Joan mengumpat tanpa suara.

"Sofia nggak ngerti maksud Mama."

"Jangan banyak alasan kamu, Sof! Beritanya sudah tresebar ke mana-mana."

"tapi kan Mama bisa tarik semuanya sekarang. Kenapa malah nelpon Sofia buat marah-marah?"

"Kurang ajar kamu, Sofia! Mama sudah mebela kamu tapi kamunya ..."

"bela gimana, Ma? Kalo belain Sofia, harusnya Mama biarin Sofia lepas dari anak Mama dan hidup bahagia. Tapi mama malah ngikat sofia dengan persyaratan nggak masuk akal itu. Cuma nama baik keluarga yang mama lindungi. Stop it, Ma. Mama gak capek mikirin nama keluarga, tapi kelakuan Mario kayak gitu?"

"Dasar kamunya aja yang nggak bisa rawat suami baik-baik, Sofia!" hardik Julia.

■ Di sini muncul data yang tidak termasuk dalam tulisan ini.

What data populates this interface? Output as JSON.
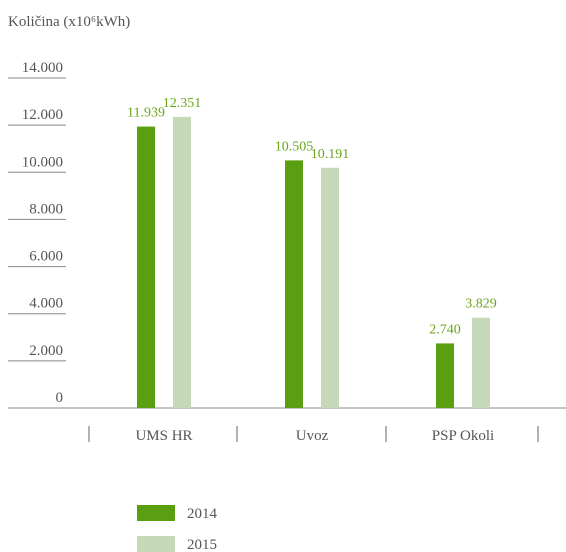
{
  "chart_data": {
    "type": "bar",
    "title": "Količina (x10⁶kWh)",
    "categories": [
      "UMS HR",
      "Uvoz",
      "PSP Okoli"
    ],
    "series": [
      {
        "name": "2014",
        "color": "#5a9e12",
        "values": [
          11939,
          10505,
          2740
        ],
        "value_labels": [
          "11.939",
          "10.505",
          "2.740"
        ]
      },
      {
        "name": "2015",
        "color": "#c5d9b8",
        "values": [
          12351,
          10191,
          3829
        ],
        "value_labels": [
          "12.351",
          "10.191",
          "3.829"
        ]
      }
    ],
    "ylim": [
      0,
      14000
    ],
    "yticks": [
      0,
      {
        "value": 2000,
        "label": "2.000"
      },
      {
        "value": 4000,
        "label": "4.000"
      },
      {
        "value": 6000,
        "label": "6.000"
      },
      {
        "value": 8000,
        "label": "8.000"
      },
      {
        "value": 10000,
        "label": "10.000"
      },
      {
        "value": 12000,
        "label": "12.000"
      },
      {
        "value": 14000,
        "label": "14.000"
      }
    ]
  }
}
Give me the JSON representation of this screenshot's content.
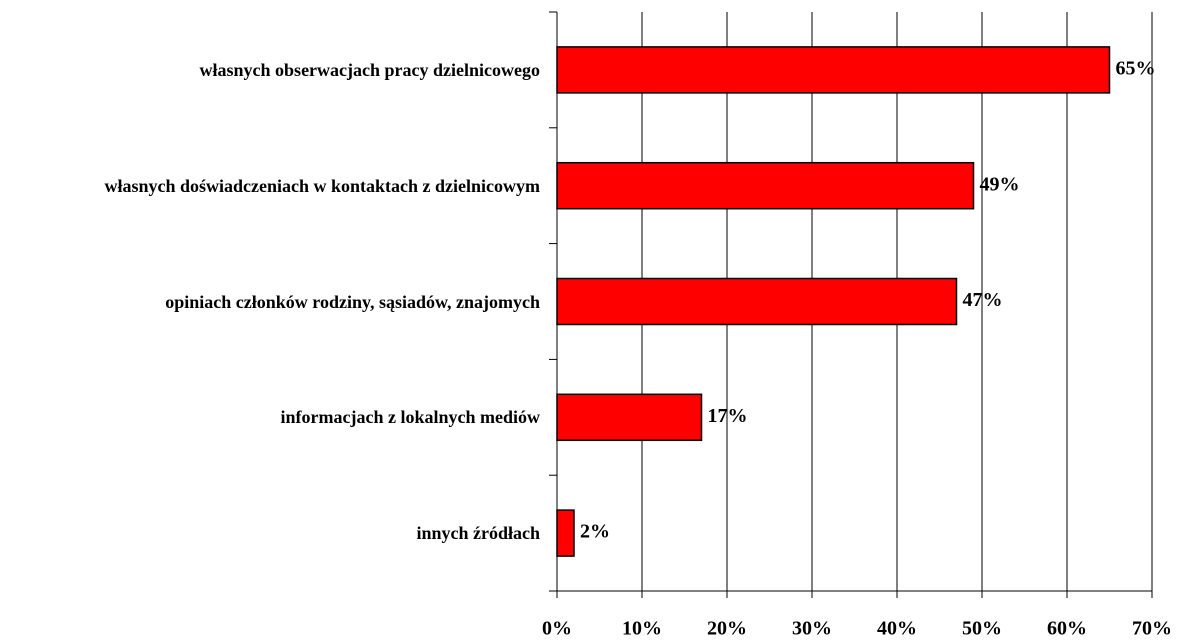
{
  "chart_data": {
    "type": "bar",
    "orientation": "horizontal",
    "categories": [
      "własnych obserwacjach pracy dzielnicowego",
      "własnych doświadczeniach w kontaktach z dzielnicowym",
      "opiniach członków rodziny, sąsiadów, znajomych",
      "informacjach z lokalnych mediów",
      "innych źródłach"
    ],
    "values": [
      65,
      49,
      47,
      17,
      2
    ],
    "value_labels": [
      "65%",
      "49%",
      "47%",
      "17%",
      "2%"
    ],
    "color": "#ff0000",
    "xlim": [
      0,
      70
    ],
    "xticks": [
      {
        "value": 0,
        "label": "0%"
      },
      {
        "value": 10,
        "label": "10%"
      },
      {
        "value": 20,
        "label": "20%"
      },
      {
        "value": 30,
        "label": "30%"
      },
      {
        "value": 40,
        "label": "40%"
      },
      {
        "value": 50,
        "label": "50%"
      },
      {
        "value": 60,
        "label": "60%"
      },
      {
        "value": 70,
        "label": "70%"
      }
    ],
    "grid": true
  }
}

Kini Joan terlihat menarik-narik rambutnya ke segala arah.

"Gila apa?" desis Joan.
Sofia mengangguk tanpa ekspresi.

"Dugaan Sofia bener ya, Ma. Kalo suaminya selingkuh, di mana-mana pasti yang disalahin istrinya. Padahal bisa aja emang lelakinya yang gatel banget. Mau sebaik apa pun istri kalo suaminya pua kecenderungan seperti itu, ya bye bye aja."

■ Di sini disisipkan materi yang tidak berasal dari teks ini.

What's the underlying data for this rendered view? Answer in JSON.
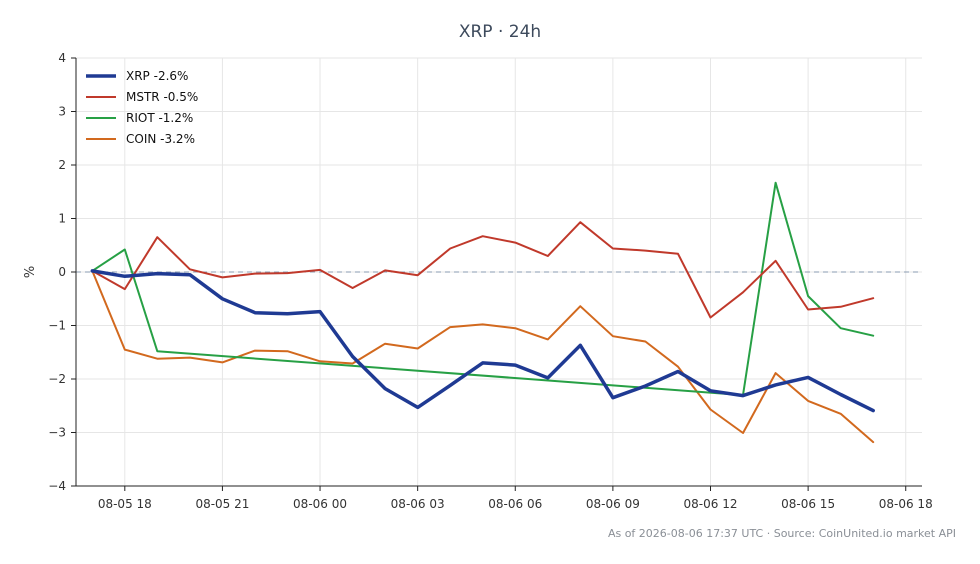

Hanya ada keheningan di antara mereka.

"Dan ternyata, pikiran Mama memang seperti orang kebanyakan. Di mata Mama, Sofia yang salah. Harus Sofia yang berbenah diri. Tpai Mama nggak sekali pun minta Mario memperbaiki diri, alih-alih mengajukan syarat untuk kelangsungan pernikhan kami. I'm done, Ma. Sofia capek nyalahin diri sendiri. Sofia belajar banyak dari rumah tangga keluarga Sofia yang lain. Pihak perempuan selalu dirugikan. Dan ketika Sofia memilih bahagia dengan cara yang sama, hujatan yang Sofia terima dua kali lebih besar tanpa melihat latar belakangnya gimana. Jujur aja, Ma. Mama nggak capek hidup kayak gini?"

Julia tidak menjawab.

"sekali saja, tempatkan diri Mama sebagai wanita dalam posisi Sofia. Anggap ini hadiah dari Sofia, supaya Mama lebih luwes ngatur keluarga Mahendra. Be human, Ma."

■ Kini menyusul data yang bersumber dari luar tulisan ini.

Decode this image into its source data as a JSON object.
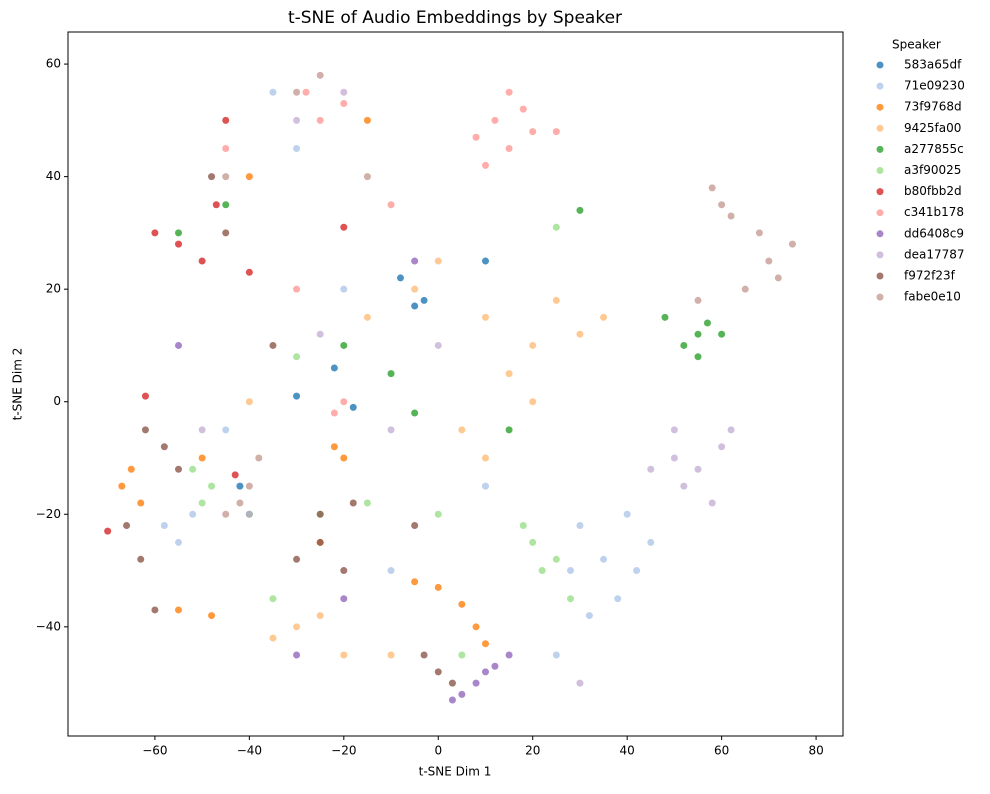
{
  "chart_data": {
    "type": "scatter",
    "title": "t-SNE of Audio Embeddings by Speaker",
    "xlabel": "t-SNE Dim 1",
    "ylabel": "t-SNE Dim 2",
    "legend_title": "Speaker",
    "legend": "outside-right",
    "xlim": [
      -78.4,
      85.7
    ],
    "ylim": [
      -59.4,
      65.7
    ],
    "xticks": [
      {
        "value": -60,
        "label": "−60"
      },
      {
        "value": -40,
        "label": "−40"
      },
      {
        "value": -20,
        "label": "−20"
      },
      0,
      20,
      40,
      60,
      80
    ],
    "yticks": [
      {
        "value": -40,
        "label": "−40"
      },
      {
        "value": -20,
        "label": "−20"
      },
      0,
      20,
      40,
      60
    ],
    "series": [
      {
        "name": "583a65df",
        "color": "#1f77b4",
        "x": [
          -5,
          -3,
          -22,
          -30,
          -18,
          -8,
          -42,
          10
        ],
        "values": [
          17,
          18,
          6,
          1,
          -1,
          22,
          -15,
          25
        ]
      },
      {
        "name": "71e09230",
        "color": "#aec7e8",
        "x": [
          30,
          35,
          40,
          38,
          32,
          42,
          45,
          28,
          -58,
          -55,
          -52,
          -30,
          -20,
          -45,
          10,
          -10,
          25,
          -35
        ],
        "values": [
          -22,
          -28,
          -20,
          -35,
          -38,
          -30,
          -25,
          -30,
          -22,
          -25,
          -20,
          45,
          20,
          -5,
          -15,
          -30,
          -45,
          55
        ]
      },
      {
        "name": "73f9768d",
        "color": "#ff7f0e",
        "x": [
          -65,
          -67,
          -63,
          0,
          5,
          8,
          10,
          -5,
          -20,
          -22,
          -48,
          -55,
          -40,
          -15,
          -50,
          -25
        ],
        "values": [
          -12,
          -15,
          -18,
          -33,
          -36,
          -40,
          -43,
          -32,
          -10,
          -8,
          -38,
          -37,
          40,
          50,
          -10,
          -25
        ]
      },
      {
        "name": "9425fa00",
        "color": "#ffbb78",
        "x": [
          10,
          20,
          25,
          30,
          15,
          20,
          5,
          -5,
          10,
          0,
          -30,
          -25,
          -35,
          -20,
          -40,
          -10,
          35,
          -15
        ],
        "values": [
          15,
          10,
          18,
          12,
          5,
          0,
          -5,
          20,
          -10,
          25,
          -40,
          -38,
          -42,
          -45,
          0,
          -45,
          15,
          15
        ]
      },
      {
        "name": "a277855c",
        "color": "#2ca02c",
        "x": [
          55,
          57,
          52,
          60,
          55,
          48,
          -45,
          -55,
          -20,
          -10,
          -5,
          30,
          -40,
          15
        ],
        "values": [
          12,
          14,
          10,
          12,
          8,
          15,
          35,
          30,
          10,
          5,
          -2,
          34,
          -20,
          -5
        ]
      },
      {
        "name": "a3f90025",
        "color": "#98df8a",
        "x": [
          20,
          22,
          25,
          18,
          28,
          -52,
          -48,
          -50,
          -25,
          -15,
          0,
          -30,
          25,
          -35,
          5
        ],
        "values": [
          -25,
          -30,
          -28,
          -22,
          -35,
          -12,
          -15,
          -18,
          -20,
          -18,
          -20,
          8,
          31,
          -35,
          -45
        ]
      },
      {
        "name": "b80fbb2d",
        "color": "#d62728",
        "x": [
          -45,
          -47,
          -50,
          -60,
          -40,
          -55,
          -20,
          -62,
          -43,
          -70
        ],
        "values": [
          50,
          35,
          25,
          30,
          23,
          28,
          31,
          1,
          -13,
          -23
        ]
      },
      {
        "name": "c341b178",
        "color": "#ff9896",
        "x": [
          12,
          15,
          18,
          10,
          20,
          25,
          8,
          15,
          -28,
          -25,
          -20,
          -22,
          -20,
          -30,
          -45,
          -10
        ],
        "values": [
          50,
          45,
          52,
          42,
          48,
          48,
          47,
          55,
          55,
          50,
          53,
          -2,
          0,
          20,
          45,
          35
        ]
      },
      {
        "name": "dd6408c9",
        "color": "#9467bd",
        "x": [
          5,
          8,
          10,
          12,
          3,
          -20,
          -55,
          -30,
          -5,
          15
        ],
        "values": [
          -52,
          -50,
          -48,
          -47,
          -53,
          -35,
          10,
          -45,
          25,
          -45
        ]
      },
      {
        "name": "dea17787",
        "color": "#c5b0d5",
        "x": [
          50,
          55,
          60,
          52,
          58,
          62,
          45,
          50,
          -40,
          -30,
          -20,
          -10,
          0,
          -25,
          -50,
          30
        ],
        "values": [
          -10,
          -12,
          -8,
          -15,
          -18,
          -5,
          -12,
          -5,
          -20,
          50,
          55,
          -5,
          10,
          12,
          -5,
          -50
        ]
      },
      {
        "name": "f972f23f",
        "color": "#8c564b",
        "x": [
          -58,
          -62,
          -55,
          -66,
          -63,
          -30,
          -25,
          -20,
          -18,
          -5,
          -3,
          0,
          3,
          -45,
          -48,
          -35,
          -25,
          -60
        ],
        "values": [
          -8,
          -5,
          -12,
          -22,
          -28,
          -28,
          -25,
          -30,
          -18,
          -22,
          -45,
          -48,
          -50,
          30,
          40,
          10,
          -20,
          -37
        ]
      },
      {
        "name": "fabe0e10",
        "color": "#c49c94",
        "x": [
          70,
          68,
          72,
          65,
          75,
          60,
          58,
          62,
          55,
          -40,
          -42,
          -38,
          -45,
          -30,
          -25,
          -45,
          -15
        ],
        "values": [
          25,
          30,
          22,
          20,
          28,
          35,
          38,
          33,
          18,
          -15,
          -18,
          -10,
          -20,
          55,
          58,
          40,
          40
        ]
      }
    ]
  }
}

Sofia menyudahi percakapan mereka.
Ketika menoleh ke Joan, sahabatnya itu sudah mengulurkan tisu ke arahnya.

"Mata lo, Sof."

Basah. Tanpa Sofia sadari, air matanya mengalir lagi.

Tidak begitu lama, gantian ponsel Joan yang berbunyi. "Jonas, Sof. Bentar ya."

Sebenarnya, Sofia ingin mengikuti dan menguping percakapan Joan dan Jonas. Dia ingin tahu kabar lelaki itu. Sofia terkejut ketika Brian mengatakan Jonas sudah menggunakan nama asli pemberian kedua orang tuanya dulu. Artinya, Jonas sudah siap untuk tampil ke depan publik dengan resiko dihantui permasalahan perusahaan orang tuanyayang lalu.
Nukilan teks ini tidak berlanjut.